When Edwina came into the room he handed her a slip of paper. “If the caller says yes, then give this to Michael here. It’s an address he’ll want to look into. Let’s not send him on a wild goose chase if it’s not necessary.”
She looked at the paper, went to a small machine, dropped it into an opening and pushed a button. A puff of smoke came out. She smiled and said, “Security,” holding out her hand to steer me to the doorway.
“Would you like to see the house?”
“I’d rather see the security systems.”
“That’s a negative, of course.”
“Let me tell you something, kid. My imagination is enough to figure out everything they have laid down. Frankly, I hope it’s the best. The only part I don’t like is the lack of manpower on the perimeter. Some wise guy can always figure a way to interrupt any kind of electrical system.”
She ran her fingers down my arm and took my hand. “That’s what they have me for. I’m supposed to distract them.”
We started walking toward the glass-enclosed veranda. I gave her a long, inquiring look. “That’s the other thing. Just
what
is a doll like you doing here anyway? You’re not a secretary.”
At the door she opened the panel box and flipped a switch, then closed it. “No, not primarily.”
We walked out onto the enclosed porch area and looked over the vast openness of the estate. It had a strange color of green, and I knew we were looking through one-way glass. “Don’t give me the bodyguard bit. Women can be good, but the strong-arm act goes to the men.”
“True,” she agreed.
I dropped her hand, took her by the shoulders and kept her back to me. She tightened a little bit when I ran my hands over her, under her arms, down her sides, then felt each thigh down to her knees.
When I stood up she said, “You forgot to look for a derringer between my titties.”
I did a gentle probe and said, “Satisfied?”
“How did you know?”
“You turned the alarm off, sugar. I’m clean, so that leaves you with some hidden metal that could trigger the gizmo.”
“Mike, you
are
clever. No wonder the general thinks so highly of you.”
“I’m curious, lady.”
She smiled at me. A damp, coy smile that was a ripe invitation.
Three brass buttons held the jacket closed and my thumb flipped them loose one by one, the last one almost springing away from the pressure of her breasts. She shrugged, and her jacket fell to the floor and she put her arms around my neck, her big blue eyes full of pleasure and adventure. Inside the sheer silk blouse she flowed like honey, not needing a bra to keep her breasts high and firm.
I touched her lightly again and she knew what I was feeling for. She made a little gesture with her head and didn’t try to stop me. But there were no scars from surgical implants or reconstruction work.
Around her waist she wore a three-inch-wide leather belt with ornate silver decorations in a flowing Mexican pattern. “That’s what would set the alarm off,” she told me.

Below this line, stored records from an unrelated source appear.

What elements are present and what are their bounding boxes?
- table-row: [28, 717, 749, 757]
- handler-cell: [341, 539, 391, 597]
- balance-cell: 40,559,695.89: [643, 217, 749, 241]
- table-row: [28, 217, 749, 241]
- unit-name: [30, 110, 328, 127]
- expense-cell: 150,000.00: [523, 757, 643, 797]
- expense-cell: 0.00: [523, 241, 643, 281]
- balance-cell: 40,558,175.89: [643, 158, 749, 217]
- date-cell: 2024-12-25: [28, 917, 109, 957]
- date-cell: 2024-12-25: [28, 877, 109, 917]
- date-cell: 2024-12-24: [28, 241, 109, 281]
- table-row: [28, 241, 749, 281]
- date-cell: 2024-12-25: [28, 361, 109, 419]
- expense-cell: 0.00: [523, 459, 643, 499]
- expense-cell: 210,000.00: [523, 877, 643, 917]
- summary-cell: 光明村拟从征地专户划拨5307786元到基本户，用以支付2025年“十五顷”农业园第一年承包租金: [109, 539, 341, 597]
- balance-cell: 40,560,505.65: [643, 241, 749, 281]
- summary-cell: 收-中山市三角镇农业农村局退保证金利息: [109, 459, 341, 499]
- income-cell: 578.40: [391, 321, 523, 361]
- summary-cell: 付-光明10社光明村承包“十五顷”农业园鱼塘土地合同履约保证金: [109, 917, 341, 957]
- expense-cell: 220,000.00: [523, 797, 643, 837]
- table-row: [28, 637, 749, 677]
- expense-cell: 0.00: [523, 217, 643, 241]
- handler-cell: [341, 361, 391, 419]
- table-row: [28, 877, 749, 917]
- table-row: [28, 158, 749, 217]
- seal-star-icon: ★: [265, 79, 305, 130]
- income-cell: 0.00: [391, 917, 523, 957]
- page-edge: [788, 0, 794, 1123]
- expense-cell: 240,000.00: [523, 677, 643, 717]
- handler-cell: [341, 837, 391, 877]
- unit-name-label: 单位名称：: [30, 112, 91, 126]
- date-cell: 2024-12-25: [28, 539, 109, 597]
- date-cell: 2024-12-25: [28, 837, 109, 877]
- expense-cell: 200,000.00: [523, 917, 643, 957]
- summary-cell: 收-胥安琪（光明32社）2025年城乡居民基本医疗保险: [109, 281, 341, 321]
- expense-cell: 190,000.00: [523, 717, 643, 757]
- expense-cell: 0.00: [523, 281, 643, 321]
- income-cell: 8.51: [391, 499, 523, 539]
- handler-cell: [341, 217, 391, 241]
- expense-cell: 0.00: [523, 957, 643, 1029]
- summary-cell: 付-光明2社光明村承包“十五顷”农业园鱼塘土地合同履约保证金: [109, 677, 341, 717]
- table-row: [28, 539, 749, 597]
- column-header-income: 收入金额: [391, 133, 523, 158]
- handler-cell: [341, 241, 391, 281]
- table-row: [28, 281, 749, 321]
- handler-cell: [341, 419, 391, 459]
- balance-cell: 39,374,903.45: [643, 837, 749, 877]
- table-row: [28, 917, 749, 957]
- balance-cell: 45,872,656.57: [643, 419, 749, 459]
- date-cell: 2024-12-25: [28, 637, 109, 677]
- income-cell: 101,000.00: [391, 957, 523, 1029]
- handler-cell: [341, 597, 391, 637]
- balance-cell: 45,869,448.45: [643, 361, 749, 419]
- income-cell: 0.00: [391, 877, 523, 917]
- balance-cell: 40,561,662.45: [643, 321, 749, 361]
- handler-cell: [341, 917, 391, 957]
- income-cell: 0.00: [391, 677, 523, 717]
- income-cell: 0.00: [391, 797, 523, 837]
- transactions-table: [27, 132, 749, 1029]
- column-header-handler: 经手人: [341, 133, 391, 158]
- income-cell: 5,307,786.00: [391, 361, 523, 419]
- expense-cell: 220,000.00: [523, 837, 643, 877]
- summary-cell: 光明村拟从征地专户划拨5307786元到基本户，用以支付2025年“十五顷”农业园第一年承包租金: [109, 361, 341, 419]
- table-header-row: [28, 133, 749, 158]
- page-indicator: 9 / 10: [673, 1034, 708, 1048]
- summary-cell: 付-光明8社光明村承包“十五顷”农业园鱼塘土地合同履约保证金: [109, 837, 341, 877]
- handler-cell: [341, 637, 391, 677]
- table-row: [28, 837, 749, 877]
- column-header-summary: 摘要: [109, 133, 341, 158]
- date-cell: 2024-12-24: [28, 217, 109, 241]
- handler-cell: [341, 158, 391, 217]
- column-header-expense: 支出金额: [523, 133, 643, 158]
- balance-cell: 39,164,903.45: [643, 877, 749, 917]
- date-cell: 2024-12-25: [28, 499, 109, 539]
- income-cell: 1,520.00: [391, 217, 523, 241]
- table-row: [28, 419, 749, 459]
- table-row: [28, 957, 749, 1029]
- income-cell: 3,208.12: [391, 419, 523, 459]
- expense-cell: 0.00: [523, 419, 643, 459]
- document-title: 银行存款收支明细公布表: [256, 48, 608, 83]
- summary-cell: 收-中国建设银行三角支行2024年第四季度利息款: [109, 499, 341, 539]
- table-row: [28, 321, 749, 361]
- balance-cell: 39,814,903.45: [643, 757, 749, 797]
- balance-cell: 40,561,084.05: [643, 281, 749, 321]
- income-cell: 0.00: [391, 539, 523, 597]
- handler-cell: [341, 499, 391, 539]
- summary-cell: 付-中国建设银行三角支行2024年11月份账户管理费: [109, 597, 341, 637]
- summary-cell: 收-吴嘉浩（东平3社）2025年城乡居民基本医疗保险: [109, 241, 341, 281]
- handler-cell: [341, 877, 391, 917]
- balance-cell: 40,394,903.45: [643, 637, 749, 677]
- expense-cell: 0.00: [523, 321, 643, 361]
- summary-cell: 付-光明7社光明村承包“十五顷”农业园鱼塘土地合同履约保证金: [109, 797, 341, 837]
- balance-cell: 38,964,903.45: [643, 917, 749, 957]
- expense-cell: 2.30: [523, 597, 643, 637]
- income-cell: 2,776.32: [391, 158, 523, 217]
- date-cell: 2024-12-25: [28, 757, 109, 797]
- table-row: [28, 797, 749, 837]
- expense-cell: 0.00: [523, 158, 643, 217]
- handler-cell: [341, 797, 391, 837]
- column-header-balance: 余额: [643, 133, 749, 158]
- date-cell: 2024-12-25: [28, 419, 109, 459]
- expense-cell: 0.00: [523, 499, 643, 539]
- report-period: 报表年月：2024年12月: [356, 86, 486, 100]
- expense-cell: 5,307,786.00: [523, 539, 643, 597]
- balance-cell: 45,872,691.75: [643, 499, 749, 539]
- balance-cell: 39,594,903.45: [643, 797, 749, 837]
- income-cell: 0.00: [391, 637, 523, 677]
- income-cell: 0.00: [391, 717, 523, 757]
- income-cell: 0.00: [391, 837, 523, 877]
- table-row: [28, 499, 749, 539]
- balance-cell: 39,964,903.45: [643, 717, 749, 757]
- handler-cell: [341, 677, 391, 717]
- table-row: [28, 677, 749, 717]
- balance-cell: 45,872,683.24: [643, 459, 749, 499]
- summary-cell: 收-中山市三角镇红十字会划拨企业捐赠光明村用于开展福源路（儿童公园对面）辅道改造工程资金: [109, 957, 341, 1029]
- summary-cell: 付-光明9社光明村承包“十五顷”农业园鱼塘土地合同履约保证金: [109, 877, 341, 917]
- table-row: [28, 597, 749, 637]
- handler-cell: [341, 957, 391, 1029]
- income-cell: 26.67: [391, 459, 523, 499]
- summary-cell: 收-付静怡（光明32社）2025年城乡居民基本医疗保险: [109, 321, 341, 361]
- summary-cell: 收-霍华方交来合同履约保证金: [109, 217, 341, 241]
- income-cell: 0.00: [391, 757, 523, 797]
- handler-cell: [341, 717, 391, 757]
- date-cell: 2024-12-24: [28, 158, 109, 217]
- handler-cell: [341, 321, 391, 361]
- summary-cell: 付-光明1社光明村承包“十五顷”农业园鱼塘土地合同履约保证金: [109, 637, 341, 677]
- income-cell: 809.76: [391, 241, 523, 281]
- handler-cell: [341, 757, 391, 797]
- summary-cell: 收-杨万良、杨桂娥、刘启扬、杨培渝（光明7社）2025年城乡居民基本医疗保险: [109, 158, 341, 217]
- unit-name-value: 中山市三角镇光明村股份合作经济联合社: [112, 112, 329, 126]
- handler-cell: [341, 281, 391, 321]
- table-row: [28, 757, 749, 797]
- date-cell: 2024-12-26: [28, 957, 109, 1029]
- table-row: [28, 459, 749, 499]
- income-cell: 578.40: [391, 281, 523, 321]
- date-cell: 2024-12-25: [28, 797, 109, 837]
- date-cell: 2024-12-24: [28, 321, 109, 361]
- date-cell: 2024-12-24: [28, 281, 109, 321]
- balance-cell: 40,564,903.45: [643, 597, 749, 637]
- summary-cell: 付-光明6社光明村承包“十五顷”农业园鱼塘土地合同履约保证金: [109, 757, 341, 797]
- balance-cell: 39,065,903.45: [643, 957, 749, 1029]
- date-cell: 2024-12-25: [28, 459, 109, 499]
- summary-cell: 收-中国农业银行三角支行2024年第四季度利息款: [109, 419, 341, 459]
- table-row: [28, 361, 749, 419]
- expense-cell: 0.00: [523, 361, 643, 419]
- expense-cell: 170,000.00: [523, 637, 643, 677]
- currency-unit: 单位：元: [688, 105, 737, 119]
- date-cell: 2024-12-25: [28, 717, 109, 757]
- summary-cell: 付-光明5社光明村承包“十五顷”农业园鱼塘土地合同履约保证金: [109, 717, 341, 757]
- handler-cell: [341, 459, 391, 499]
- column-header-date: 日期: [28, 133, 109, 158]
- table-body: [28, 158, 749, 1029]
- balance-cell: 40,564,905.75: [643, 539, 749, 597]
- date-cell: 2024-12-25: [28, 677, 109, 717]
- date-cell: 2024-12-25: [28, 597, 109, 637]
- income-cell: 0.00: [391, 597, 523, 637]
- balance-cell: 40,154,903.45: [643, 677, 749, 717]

I fingered the hand-tooled buckle anyway and tugged it loose. The belt was a beautiful piece of work, every bit of the leather touched by the artisan’s hand. Even the silver was embossed with intricate design work in delicate patterns.
All but two pieces. They weren’t silver. They were a dull-finish alloy and I opened the catches and took the .22-caliber shots out of the midget chambers, two little slugs that could rip far into your guts up close, enough to ring your bell for keeps.